Well, it would be, but there is a problem. Japanese public debt relative to the economy is, for want of a more precise financial term, crazy. It is equivalent to 263% of GDP, by far the highest of any developed nation. So, you see the problem: any rise in interest rates increases the cost of servicing an absurd amount of debt. Even the fact that 43.3% of this debt is held by the BoJ itself, and most of the rest domestically, is only partial mitigation.

The currency, around its lowest level for 20 years, is also an issue. But, as one commentator puts it: “The free-lunch period is coming to an end”.

Reuters conducted a survey of economists in September, finding that a majority expect the BoJ to end negative rates in 2024; the median position on timing is April to June. Also, 80% expect the 10-year yield control scheme to go by the end of 2024. Ueda said in September that the BoJ might have enough data by year-end to judge whether it could end negative rates.

So, if that happens, what next? One argument is that Japanese stocks, which benefited from a cheap yen as a carry-trade play, may weaken. As discussed, a sharp rise of rates would make Japan’s public-sector debt unsustainable, so any change will surely be modest.
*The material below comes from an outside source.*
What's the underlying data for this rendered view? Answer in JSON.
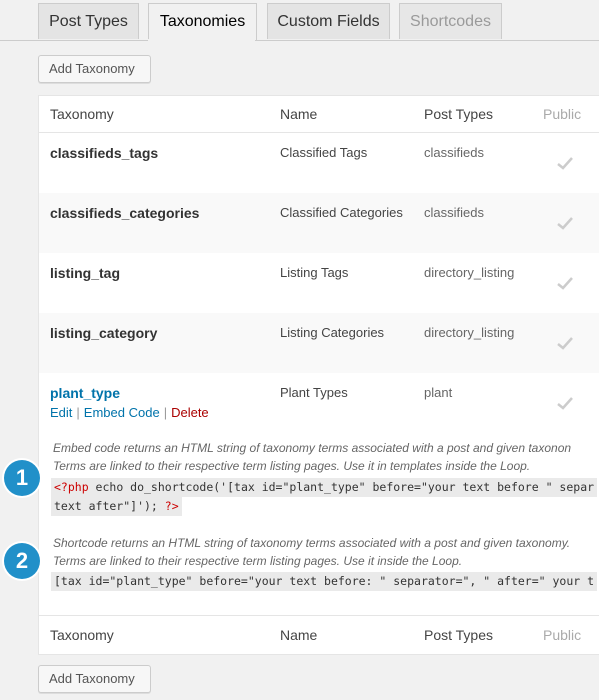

Any rise would be good news for banks, which have had to deal with negative rates at the same time as miserable growth and worsening demographics. They have all had their own ways of dealing with this – acquisitions in southeast Asia, new approaches to wealth management, global tie-ups, digital innovation – but the facility to earn anything at all from lending would make life considerably easier.